At 425m the forest break branches. The left fork heads slightly uphill so I ignored it. I should have taken it since it would have led me to the Back Burn and the forestry track. As it was I continued on down and soon after hearing the waters of Dibbin Lane I came out of the forest into waterlogged grassland with waist high grass. As I waded through this jungle I noticed a flat section above me immediately next to the forest and climbed back up to it. This was indeed the track marked on the OS map, but I doubt it has seen human traffic for a long time. Being on a track gave me a false sense of security and my left leg’s plunge into a grass-covered knee deep puddle came as quite a shock.

The track passes briefly into the forest during which time it is firm and well defined. Perhaps it is maintained by forest magic and deteriorates when it leaves the cover of the trees. The track ends at Dalwhat Water.

I had hoped that there would be some way to get across in a degree of dryness, but there had been recent heavy rainfall, so I was disappointed. I was growing tired and couldn’t face tramping through the deep grass and bog of the banks to look for a better crossing and one leg was very wet already. The river looks as though it might be easy enough to cross in drier conditions just not this day. I found a section which had a shallow section in the middle, which I’ll bet is usually a small island, jumped to it then waded the rest of the way, climbing from the water wet from the knees down.

Byre Arch

My newly wet feet made the remaining quarter of a mile across the water meadow less of a challenge since I had already kissed dryness goodbye. I eventually emerged onto the road near the sign for Byre Arch and trudged up to the final arch walking through it 5 hours and 20 minutes after leaving the car. I drank the last of my water and was rejoined by the flies.

There was then a further 1.7 miles along the road to get back to the car. I felt too tired to change into dry socks but made good time with a sub 15 minute mile, presumably driven by the elation of a challenge completed and the joy of a firm dry surface to walk on.

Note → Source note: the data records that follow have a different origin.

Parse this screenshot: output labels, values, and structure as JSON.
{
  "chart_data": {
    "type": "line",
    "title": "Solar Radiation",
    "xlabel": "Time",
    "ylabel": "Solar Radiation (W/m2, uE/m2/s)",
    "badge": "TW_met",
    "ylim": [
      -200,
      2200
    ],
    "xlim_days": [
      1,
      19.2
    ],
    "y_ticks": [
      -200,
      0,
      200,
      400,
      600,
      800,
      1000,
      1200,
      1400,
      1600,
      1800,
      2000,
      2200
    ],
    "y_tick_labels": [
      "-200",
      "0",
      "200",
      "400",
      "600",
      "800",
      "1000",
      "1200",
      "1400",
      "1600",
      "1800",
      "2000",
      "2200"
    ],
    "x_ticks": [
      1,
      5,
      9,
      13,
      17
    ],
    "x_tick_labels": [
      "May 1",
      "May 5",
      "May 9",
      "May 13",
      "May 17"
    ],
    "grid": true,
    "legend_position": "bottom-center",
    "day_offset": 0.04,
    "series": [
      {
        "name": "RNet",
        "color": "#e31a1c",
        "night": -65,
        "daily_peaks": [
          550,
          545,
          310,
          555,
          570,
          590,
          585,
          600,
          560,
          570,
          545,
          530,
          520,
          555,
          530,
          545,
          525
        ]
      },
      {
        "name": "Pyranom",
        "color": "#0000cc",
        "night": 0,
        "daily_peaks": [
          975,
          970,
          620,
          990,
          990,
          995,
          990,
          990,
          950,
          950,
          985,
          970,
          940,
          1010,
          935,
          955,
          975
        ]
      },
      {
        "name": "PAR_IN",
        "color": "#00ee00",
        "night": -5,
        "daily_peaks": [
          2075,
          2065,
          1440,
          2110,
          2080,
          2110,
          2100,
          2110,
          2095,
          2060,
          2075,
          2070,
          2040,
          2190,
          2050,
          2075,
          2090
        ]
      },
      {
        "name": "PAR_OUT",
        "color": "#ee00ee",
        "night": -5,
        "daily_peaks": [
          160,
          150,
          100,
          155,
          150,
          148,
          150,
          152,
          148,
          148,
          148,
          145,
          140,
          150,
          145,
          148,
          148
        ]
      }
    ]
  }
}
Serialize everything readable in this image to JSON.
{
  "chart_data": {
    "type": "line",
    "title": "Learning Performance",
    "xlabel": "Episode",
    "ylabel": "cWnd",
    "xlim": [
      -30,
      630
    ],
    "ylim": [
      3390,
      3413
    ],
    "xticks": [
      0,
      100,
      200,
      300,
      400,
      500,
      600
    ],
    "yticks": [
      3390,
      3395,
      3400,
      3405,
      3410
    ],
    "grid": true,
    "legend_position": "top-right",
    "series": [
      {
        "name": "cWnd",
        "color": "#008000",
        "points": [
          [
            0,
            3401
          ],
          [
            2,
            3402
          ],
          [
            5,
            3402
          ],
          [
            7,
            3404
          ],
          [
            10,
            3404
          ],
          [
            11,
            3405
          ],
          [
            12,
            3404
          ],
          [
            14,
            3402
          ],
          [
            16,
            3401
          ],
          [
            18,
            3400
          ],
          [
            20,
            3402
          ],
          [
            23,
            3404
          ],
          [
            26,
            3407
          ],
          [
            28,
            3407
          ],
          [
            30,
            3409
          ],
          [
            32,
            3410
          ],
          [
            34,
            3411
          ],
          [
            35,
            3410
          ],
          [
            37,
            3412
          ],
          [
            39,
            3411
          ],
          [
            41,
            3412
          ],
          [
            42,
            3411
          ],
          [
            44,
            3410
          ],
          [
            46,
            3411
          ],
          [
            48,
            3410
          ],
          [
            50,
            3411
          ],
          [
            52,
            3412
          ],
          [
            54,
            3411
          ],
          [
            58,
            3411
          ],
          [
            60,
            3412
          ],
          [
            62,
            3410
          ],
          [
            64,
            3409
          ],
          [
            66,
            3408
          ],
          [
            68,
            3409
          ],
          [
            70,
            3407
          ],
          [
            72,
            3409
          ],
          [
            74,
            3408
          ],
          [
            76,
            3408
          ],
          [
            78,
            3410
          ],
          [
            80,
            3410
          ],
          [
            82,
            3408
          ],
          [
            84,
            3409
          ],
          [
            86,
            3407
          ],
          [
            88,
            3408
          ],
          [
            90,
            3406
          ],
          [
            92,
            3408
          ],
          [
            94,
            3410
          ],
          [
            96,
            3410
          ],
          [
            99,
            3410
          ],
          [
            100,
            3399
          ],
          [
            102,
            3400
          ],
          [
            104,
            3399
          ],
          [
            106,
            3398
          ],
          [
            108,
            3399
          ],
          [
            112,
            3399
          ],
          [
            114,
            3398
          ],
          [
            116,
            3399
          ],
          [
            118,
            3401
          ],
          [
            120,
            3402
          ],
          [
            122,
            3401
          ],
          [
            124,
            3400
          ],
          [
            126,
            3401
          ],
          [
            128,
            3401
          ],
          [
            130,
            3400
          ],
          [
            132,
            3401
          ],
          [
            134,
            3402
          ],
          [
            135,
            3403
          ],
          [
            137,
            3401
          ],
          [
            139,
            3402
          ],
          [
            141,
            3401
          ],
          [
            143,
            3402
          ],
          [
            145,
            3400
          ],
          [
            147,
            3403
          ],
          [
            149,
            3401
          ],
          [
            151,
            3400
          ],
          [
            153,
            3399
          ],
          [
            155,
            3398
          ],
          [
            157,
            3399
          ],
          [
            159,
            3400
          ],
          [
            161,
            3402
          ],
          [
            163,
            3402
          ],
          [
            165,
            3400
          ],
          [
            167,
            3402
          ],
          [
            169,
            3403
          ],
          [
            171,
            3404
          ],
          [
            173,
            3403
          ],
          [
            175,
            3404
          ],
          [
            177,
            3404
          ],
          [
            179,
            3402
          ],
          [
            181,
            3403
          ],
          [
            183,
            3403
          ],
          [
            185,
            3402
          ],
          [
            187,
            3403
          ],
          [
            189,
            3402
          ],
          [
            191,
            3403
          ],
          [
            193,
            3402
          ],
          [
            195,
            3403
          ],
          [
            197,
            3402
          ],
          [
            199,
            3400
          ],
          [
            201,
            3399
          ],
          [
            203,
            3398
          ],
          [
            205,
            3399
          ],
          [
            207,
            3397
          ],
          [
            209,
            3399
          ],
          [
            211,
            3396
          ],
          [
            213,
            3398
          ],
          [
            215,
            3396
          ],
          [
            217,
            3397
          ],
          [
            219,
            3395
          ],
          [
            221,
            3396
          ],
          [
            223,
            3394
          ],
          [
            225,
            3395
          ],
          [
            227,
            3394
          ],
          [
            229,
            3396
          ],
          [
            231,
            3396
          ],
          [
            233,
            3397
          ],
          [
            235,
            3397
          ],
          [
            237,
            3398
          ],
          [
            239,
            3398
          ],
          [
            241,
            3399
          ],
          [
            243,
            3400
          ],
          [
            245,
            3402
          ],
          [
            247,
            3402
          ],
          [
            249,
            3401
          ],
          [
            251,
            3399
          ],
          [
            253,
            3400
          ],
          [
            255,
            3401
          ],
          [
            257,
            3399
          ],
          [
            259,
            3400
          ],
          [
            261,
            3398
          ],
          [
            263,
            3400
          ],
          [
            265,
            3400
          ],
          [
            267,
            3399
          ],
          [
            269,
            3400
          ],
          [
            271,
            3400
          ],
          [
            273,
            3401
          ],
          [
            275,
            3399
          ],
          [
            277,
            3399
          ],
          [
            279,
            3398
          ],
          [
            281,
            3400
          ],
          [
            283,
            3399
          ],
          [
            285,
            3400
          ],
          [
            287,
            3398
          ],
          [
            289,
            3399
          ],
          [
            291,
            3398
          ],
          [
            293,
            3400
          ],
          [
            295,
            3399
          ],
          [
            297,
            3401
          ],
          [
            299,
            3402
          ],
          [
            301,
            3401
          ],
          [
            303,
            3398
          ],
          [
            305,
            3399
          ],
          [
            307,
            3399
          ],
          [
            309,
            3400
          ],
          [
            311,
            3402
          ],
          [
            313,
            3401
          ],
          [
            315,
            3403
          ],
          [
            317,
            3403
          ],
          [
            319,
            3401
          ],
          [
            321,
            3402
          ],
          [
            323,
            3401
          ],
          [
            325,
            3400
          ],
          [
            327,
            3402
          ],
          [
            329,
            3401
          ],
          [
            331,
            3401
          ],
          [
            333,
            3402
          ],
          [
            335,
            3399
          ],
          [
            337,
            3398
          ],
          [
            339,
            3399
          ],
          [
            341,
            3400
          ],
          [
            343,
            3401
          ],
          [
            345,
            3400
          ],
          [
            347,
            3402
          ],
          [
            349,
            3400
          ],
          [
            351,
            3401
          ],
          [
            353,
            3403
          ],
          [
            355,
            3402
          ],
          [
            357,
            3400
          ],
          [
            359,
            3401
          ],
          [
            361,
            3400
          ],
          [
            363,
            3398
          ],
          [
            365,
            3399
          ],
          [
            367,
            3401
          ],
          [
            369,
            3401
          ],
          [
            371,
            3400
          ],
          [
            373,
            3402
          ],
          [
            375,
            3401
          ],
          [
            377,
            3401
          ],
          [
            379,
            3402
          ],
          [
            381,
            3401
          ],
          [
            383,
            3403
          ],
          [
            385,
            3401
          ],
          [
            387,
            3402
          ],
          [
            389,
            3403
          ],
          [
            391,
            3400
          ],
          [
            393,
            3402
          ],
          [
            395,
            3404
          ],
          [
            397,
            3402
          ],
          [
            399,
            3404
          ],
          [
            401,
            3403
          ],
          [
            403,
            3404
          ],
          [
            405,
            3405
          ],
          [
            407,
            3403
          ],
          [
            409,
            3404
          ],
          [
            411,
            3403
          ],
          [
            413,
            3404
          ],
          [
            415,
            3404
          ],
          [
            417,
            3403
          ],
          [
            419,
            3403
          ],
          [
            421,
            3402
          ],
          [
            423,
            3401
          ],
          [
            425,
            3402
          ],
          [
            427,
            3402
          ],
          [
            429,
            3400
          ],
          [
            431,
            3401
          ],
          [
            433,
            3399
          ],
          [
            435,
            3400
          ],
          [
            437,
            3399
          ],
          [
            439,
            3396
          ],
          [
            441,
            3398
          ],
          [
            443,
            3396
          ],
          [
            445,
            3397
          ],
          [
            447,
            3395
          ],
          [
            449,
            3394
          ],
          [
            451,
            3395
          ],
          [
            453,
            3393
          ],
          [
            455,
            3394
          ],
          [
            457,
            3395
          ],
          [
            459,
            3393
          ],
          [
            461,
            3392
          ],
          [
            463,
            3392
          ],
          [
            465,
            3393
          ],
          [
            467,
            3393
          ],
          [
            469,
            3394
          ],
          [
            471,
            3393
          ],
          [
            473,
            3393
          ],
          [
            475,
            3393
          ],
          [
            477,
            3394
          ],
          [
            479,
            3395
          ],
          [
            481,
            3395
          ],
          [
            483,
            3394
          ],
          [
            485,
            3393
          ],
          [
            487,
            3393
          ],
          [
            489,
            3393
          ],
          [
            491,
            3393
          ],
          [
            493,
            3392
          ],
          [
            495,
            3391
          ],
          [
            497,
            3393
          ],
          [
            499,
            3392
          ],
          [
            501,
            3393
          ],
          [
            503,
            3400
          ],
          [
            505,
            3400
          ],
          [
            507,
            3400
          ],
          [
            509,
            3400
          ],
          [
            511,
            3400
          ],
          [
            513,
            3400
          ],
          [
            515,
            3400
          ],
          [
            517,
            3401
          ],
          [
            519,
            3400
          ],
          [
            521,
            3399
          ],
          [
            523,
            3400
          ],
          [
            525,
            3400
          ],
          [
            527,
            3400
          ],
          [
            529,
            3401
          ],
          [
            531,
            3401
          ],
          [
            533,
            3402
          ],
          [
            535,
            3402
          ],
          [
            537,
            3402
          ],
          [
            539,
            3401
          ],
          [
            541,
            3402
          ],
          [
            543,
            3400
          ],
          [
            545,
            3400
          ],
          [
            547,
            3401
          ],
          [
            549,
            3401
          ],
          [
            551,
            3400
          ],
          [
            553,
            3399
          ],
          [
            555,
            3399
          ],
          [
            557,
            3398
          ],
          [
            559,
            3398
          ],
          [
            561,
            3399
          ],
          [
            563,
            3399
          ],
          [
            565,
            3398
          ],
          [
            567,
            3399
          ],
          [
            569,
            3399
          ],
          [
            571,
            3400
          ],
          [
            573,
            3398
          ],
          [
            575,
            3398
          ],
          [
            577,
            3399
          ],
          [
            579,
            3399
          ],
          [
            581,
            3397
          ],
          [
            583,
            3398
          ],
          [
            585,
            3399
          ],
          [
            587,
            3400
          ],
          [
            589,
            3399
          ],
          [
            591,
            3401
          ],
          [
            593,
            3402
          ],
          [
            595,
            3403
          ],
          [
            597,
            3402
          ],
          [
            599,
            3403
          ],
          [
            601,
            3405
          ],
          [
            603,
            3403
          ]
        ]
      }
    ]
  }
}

My advice: Choose a dry week. It is probably a good idea to climb the steep forest break to Bail Hill which is about a quarter of a mile past the stand of trees with the quarry, (half a mile beyond the cattle grid). I can’t say what the Bail Hill forest break is like, but it can’t be as bad as the way I went. When coming off Benbrack try to get to the forestry road which crosses Back Burn at 340m. This will allow you to cross the stream by bridge. The forest break I took was easy to follow, but be sure to take the left fork at 425m.